106  

– Почему ты не отвечала на мои письма? – спросил он строго, что получилось у него очень сомнительно, так как спрашивать пришлось через Нонну, а строгий взгляд уж изображать самому.

– Я их не получала. Я выкинула телефон, потому что знала – один твой звонок, и я сломаюсь! – пыталась объясниться Анна.

Нонна в полнейшем онемении смотрела на нее.

– Я не смогу это перевести. Ты уж как-то говори покороче, ладно? Я все-таки учитель в школе, не в Оксфорде!

– Что она говорит? – нервничал Матгемейн.

– Сейчас! – махнула ему Нонна. – Эйн момент!

– Это, кажется, немецкий, – подала голос Женя.

Матгемейн в изнеможении переводил взгляд с одной странной русской женщины на другую. Как он догадался, все они делали что угодно, только не переводили. Он через столько прошел, пришлось объясняться с Арин, которая, конечно же, была совсем не в восторге от его затеи. Матгемейн выкинул кучу денег на билет до Москвы, но это были мелочи. Он провел в воздухе больше двадцати часов, так как прямых рейсов до Москвы не было, пришлось лететь с двумя пересадками, через Японию. Ужас, абсурд и идиотизм, но это был единственный вариант попасть в Москву немедленно, а Матгемейн уже не мог ждать. Когда он окончательно убедился в том, что Anne не собирается ему отвечать, он сначала чуть не умер от мысли, что она его не любит. Потом он вспомнил, что в письме она писала, что любит его так, как никогда не думала, что способна любить. Значит, можно жить дальше. И Матгемейн побежал в аэропорт, как был – небритый, не спавший две ночи. Он просмотрел все глаза, читая материалы о России и пытаясь понять, что заставило Anne так резко поменять свое мнение об их любви.

– Может быть, я сделал что-то не так? – спросил он, с опаской вслушиваясь в незнакомые звуки, издаваемые Нонной. У него не было никакой уверенности, что эта женщина переводит все правильно.

– Нет! Нет! Ты совсем ни в чем не…

– Покороче! – напомнила Нонна.

– Ты ни при чем, – сократила свою речь Анна.

– Но в чем тогда дело? – заволновался Матгемейн. – В чем проблема?

– Я не могу уехать из России. У меня дети, семья. У меня тут все! – Анна нервно кусала губы и смотрела на Матюшу.

Нонна с трудом, но переводила. Матгемейн, после того как все-таки понял, из-за чего ему пришлось перенести полторы ужасных недели, вдруг заулыбался и сказал то, о чем Анна могла только мечтать. Он сказал:

– Ну что за ерунда?
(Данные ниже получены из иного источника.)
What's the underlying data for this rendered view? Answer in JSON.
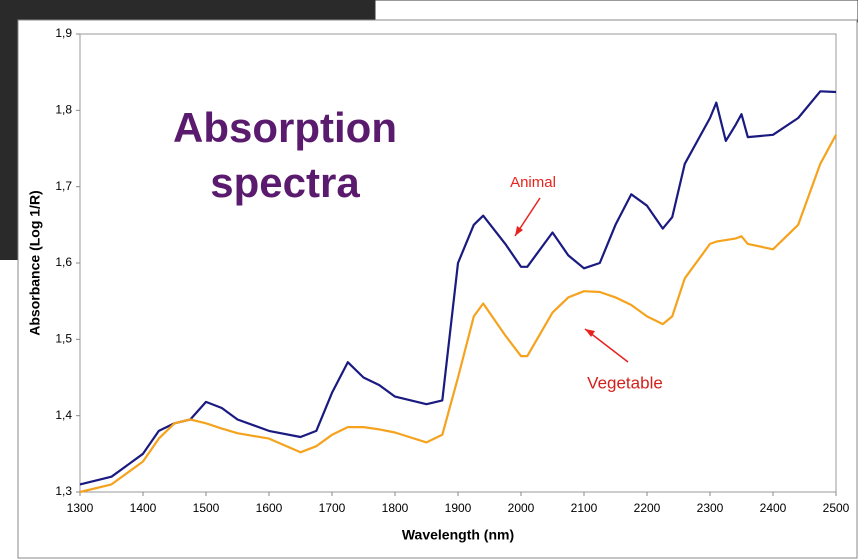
{
  "chart_data": {
    "type": "line",
    "title": "Absorption spectra",
    "xlabel": "Wavelength (nm)",
    "ylabel": "Absorbance (Log 1/R)",
    "x": [
      1300,
      1350,
      1400,
      1425,
      1450,
      1475,
      1500,
      1525,
      1550,
      1600,
      1650,
      1675,
      1700,
      1725,
      1750,
      1775,
      1800,
      1850,
      1875,
      1900,
      1925,
      1940,
      1975,
      2000,
      2010,
      2050,
      2075,
      2100,
      2125,
      2150,
      2175,
      2200,
      2225,
      2240,
      2260,
      2300,
      2310,
      2325,
      2340,
      2350,
      2360,
      2400,
      2440,
      2475,
      2500
    ],
    "series": [
      {
        "name": "Animal",
        "color": "#1a1a80",
        "label_color": "#e8231e",
        "values": [
          1.31,
          1.32,
          1.35,
          1.38,
          1.39,
          1.395,
          1.418,
          1.41,
          1.395,
          1.38,
          1.372,
          1.38,
          1.43,
          1.47,
          1.45,
          1.44,
          1.425,
          1.415,
          1.42,
          1.6,
          1.65,
          1.662,
          1.625,
          1.595,
          1.595,
          1.64,
          1.61,
          1.593,
          1.6,
          1.65,
          1.69,
          1.675,
          1.645,
          1.66,
          1.73,
          1.79,
          1.81,
          1.76,
          1.78,
          1.795,
          1.765,
          1.768,
          1.79,
          1.825,
          1.824
        ]
      },
      {
        "name": "Vegetable",
        "color": "#f5a31e",
        "label_color": "#d41f1a",
        "values": [
          1.3,
          1.31,
          1.34,
          1.37,
          1.39,
          1.395,
          1.39,
          1.383,
          1.377,
          1.37,
          1.352,
          1.36,
          1.375,
          1.385,
          1.385,
          1.382,
          1.378,
          1.365,
          1.375,
          1.45,
          1.53,
          1.547,
          1.505,
          1.478,
          1.478,
          1.535,
          1.555,
          1.563,
          1.562,
          1.555,
          1.545,
          1.53,
          1.52,
          1.53,
          1.58,
          1.625,
          1.628,
          1.63,
          1.632,
          1.635,
          1.625,
          1.618,
          1.65,
          1.73,
          1.768
        ]
      }
    ],
    "xlim": [
      1300,
      2500
    ],
    "xticks": [
      1300,
      1400,
      1500,
      1600,
      1700,
      1800,
      1900,
      2000,
      2100,
      2200,
      2300,
      2400,
      2500
    ],
    "ylim": [
      1.3,
      1.9
    ],
    "yticks": [
      {
        "value": 1.3,
        "label": "1,3"
      },
      {
        "value": 1.4,
        "label": "1,4"
      },
      {
        "value": 1.5,
        "label": "1,5"
      },
      {
        "value": 1.6,
        "label": "1,6"
      },
      {
        "value": 1.7,
        "label": "1,7"
      },
      {
        "value": 1.8,
        "label": "1,8"
      },
      {
        "value": 1.9,
        "label": "1,9"
      }
    ],
    "grid": false
  }
}
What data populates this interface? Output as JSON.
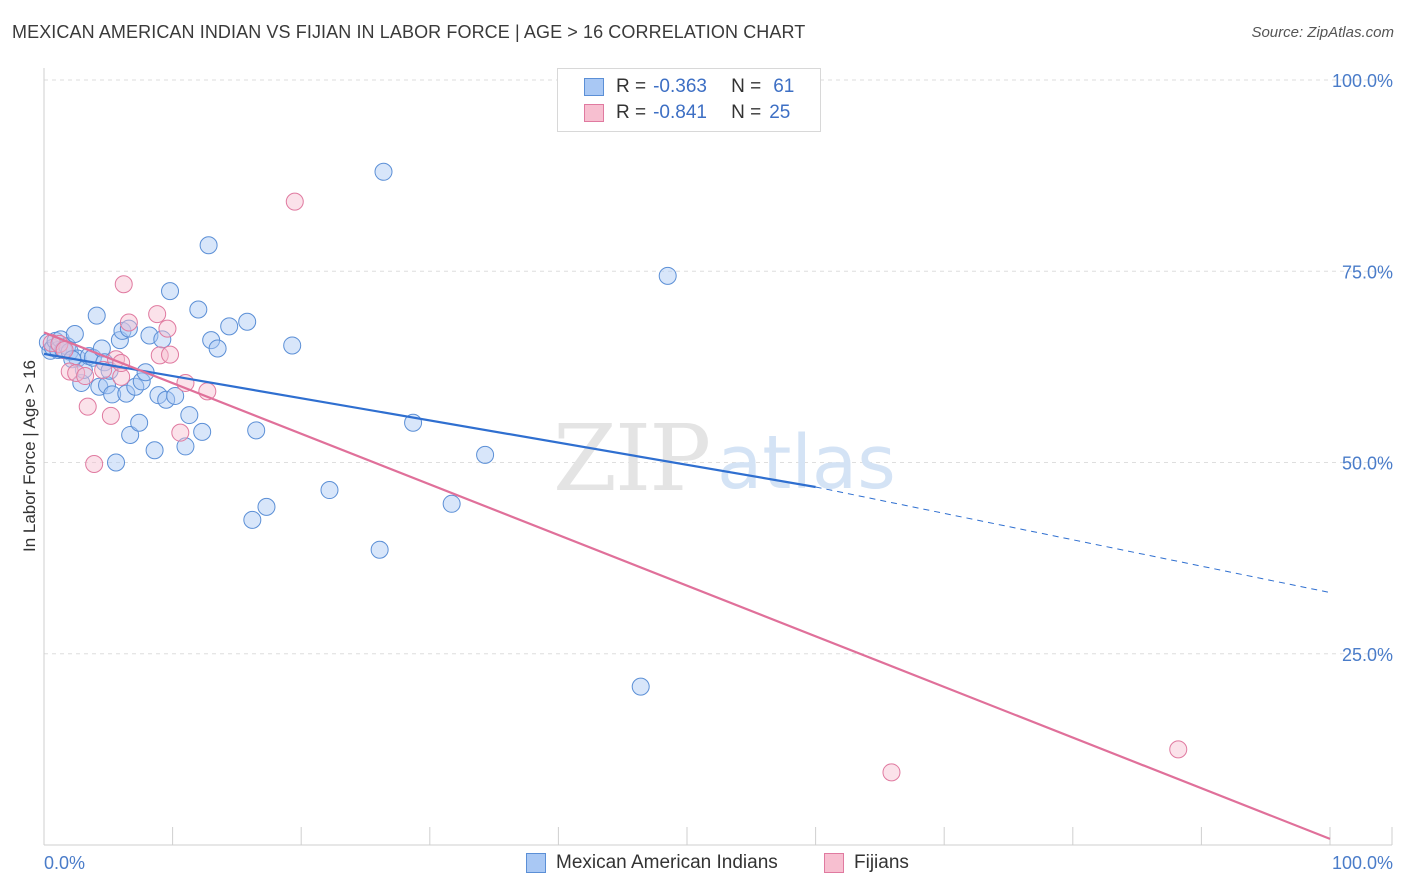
{
  "header": {
    "title": "MEXICAN AMERICAN INDIAN VS FIJIAN IN LABOR FORCE | AGE > 16 CORRELATION CHART",
    "source": "Source: ZipAtlas.com"
  },
  "watermark": {
    "zip": "ZIP",
    "atlas": "atlas"
  },
  "legend": {
    "rows": [
      {
        "r_label": "R =",
        "r_value": "-0.363",
        "n_label": "N =",
        "n_value": "61",
        "color": "#a9c8f4",
        "border": "#5b8fd6"
      },
      {
        "r_label": "R =",
        "r_value": "-0.841",
        "n_label": "N =",
        "n_value": "25",
        "color": "#f7bfd0",
        "border": "#e07aa0"
      }
    ]
  },
  "bottom_legend": {
    "items": [
      {
        "label": "Mexican American Indians",
        "color": "#a9c8f4",
        "border": "#5b8fd6"
      },
      {
        "label": "Fijians",
        "color": "#f7bfd0",
        "border": "#e07aa0"
      }
    ]
  },
  "chart_data": {
    "type": "scatter",
    "title": "MEXICAN AMERICAN INDIAN VS FIJIAN IN LABOR FORCE | AGE > 16 CORRELATION CHART",
    "xlabel": "",
    "ylabel": "In Labor Force | Age > 16",
    "xlim": [
      0,
      100
    ],
    "ylim": [
      0,
      100
    ],
    "x_tick_labels": [
      "0.0%",
      "100.0%"
    ],
    "y_ticks": [
      25,
      50,
      75,
      100
    ],
    "y_tick_labels": [
      "25.0%",
      "50.0%",
      "75.0%",
      "100.0%"
    ],
    "grid": true,
    "series": [
      {
        "name": "Mexican American Indians",
        "color": "#a9c8f4",
        "stroke": "#5b8fd6",
        "r": -0.363,
        "n": 61,
        "trend": {
          "x0": 0,
          "y0": 64.2,
          "x1": 60,
          "y1": 46.8,
          "dash_to_x": 100,
          "dash_to_y": 33.0,
          "color": "#2f6fd0"
        },
        "points": [
          [
            0.3,
            65.7
          ],
          [
            0.5,
            64.6
          ],
          [
            0.7,
            65.0
          ],
          [
            0.9,
            65.9
          ],
          [
            1.1,
            64.7
          ],
          [
            1.3,
            66.1
          ],
          [
            1.5,
            64.7
          ],
          [
            1.8,
            65.2
          ],
          [
            2.0,
            64.5
          ],
          [
            2.4,
            66.8
          ],
          [
            2.6,
            63.6
          ],
          [
            2.9,
            60.4
          ],
          [
            3.1,
            62.1
          ],
          [
            3.5,
            63.9
          ],
          [
            3.8,
            63.7
          ],
          [
            4.1,
            69.2
          ],
          [
            4.3,
            59.9
          ],
          [
            4.5,
            64.9
          ],
          [
            4.7,
            63.1
          ],
          [
            4.9,
            60.1
          ],
          [
            5.1,
            62.0
          ],
          [
            5.3,
            58.9
          ],
          [
            5.6,
            50.0
          ],
          [
            5.9,
            66.0
          ],
          [
            6.1,
            67.2
          ],
          [
            6.4,
            59.0
          ],
          [
            6.7,
            53.6
          ],
          [
            7.1,
            59.9
          ],
          [
            7.4,
            55.2
          ],
          [
            7.6,
            60.6
          ],
          [
            7.9,
            61.8
          ],
          [
            8.2,
            66.6
          ],
          [
            8.6,
            51.6
          ],
          [
            8.9,
            58.8
          ],
          [
            9.2,
            66.1
          ],
          [
            9.5,
            58.2
          ],
          [
            9.8,
            72.4
          ],
          [
            10.2,
            58.7
          ],
          [
            11.0,
            52.1
          ],
          [
            11.3,
            56.2
          ],
          [
            12.0,
            70.0
          ],
          [
            12.3,
            54.0
          ],
          [
            12.8,
            78.4
          ],
          [
            13.0,
            66.0
          ],
          [
            14.4,
            67.8
          ],
          [
            15.8,
            68.4
          ],
          [
            16.2,
            42.5
          ],
          [
            16.5,
            54.2
          ],
          [
            17.3,
            44.2
          ],
          [
            19.3,
            65.3
          ],
          [
            22.2,
            46.4
          ],
          [
            26.1,
            38.6
          ],
          [
            26.4,
            88.0
          ],
          [
            28.7,
            55.2
          ],
          [
            31.7,
            44.6
          ],
          [
            34.3,
            51.0
          ],
          [
            46.4,
            20.7
          ],
          [
            48.5,
            74.4
          ],
          [
            13.5,
            64.9
          ],
          [
            6.6,
            67.5
          ],
          [
            2.2,
            63.5
          ]
        ]
      },
      {
        "name": "Fijians",
        "color": "#f7bfd0",
        "stroke": "#e07aa0",
        "r": -0.841,
        "n": 25,
        "trend": {
          "x0": 0,
          "y0": 67.0,
          "x1": 100,
          "y1": 0.8,
          "color": "#e0709a"
        },
        "points": [
          [
            0.6,
            65.6
          ],
          [
            1.2,
            65.5
          ],
          [
            1.6,
            64.7
          ],
          [
            2.0,
            61.9
          ],
          [
            2.5,
            61.7
          ],
          [
            3.2,
            61.3
          ],
          [
            3.4,
            57.3
          ],
          [
            3.9,
            49.8
          ],
          [
            4.6,
            62.1
          ],
          [
            5.2,
            56.1
          ],
          [
            5.6,
            63.5
          ],
          [
            6.0,
            61.2
          ],
          [
            6.2,
            73.3
          ],
          [
            6.6,
            68.3
          ],
          [
            8.8,
            69.4
          ],
          [
            9.0,
            64.0
          ],
          [
            9.6,
            67.5
          ],
          [
            9.8,
            64.1
          ],
          [
            10.6,
            53.9
          ],
          [
            11.0,
            60.4
          ],
          [
            12.7,
            59.3
          ],
          [
            19.5,
            84.1
          ],
          [
            65.9,
            9.5
          ],
          [
            88.2,
            12.5
          ],
          [
            6.0,
            63.0
          ]
        ]
      }
    ]
  }
}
Тогда – я могу переехать в Россию. Если ты этого хочешь! – И пожал плечами так, словно это было – мелочь, ерунда.

Надо быть справедливыми, именно так он к этому и относился, как к ерунде. А чего такого? Интересная страна, огромная и загадочная. Много клубов, много музыки. Да он бы поехал за Анной на Аляску, если бы пришлось. Слава богу, что не пришлось. Так что… Какие проблемы?

– Вот это да! – прошептала Нонна, с изумлением глядя на Матгемейна.

А Анна… Единственное, что она могла бы (и хотела) сделать в этой ситуации, было бы очень неприлично делать в присутствии друзей и до ужаса напуганной свекрови. Так что Анна решила ограничиться малым. Она сказала:

– I love you. – И для верности повторила это еще пару раз, со всей возможной убедительностью.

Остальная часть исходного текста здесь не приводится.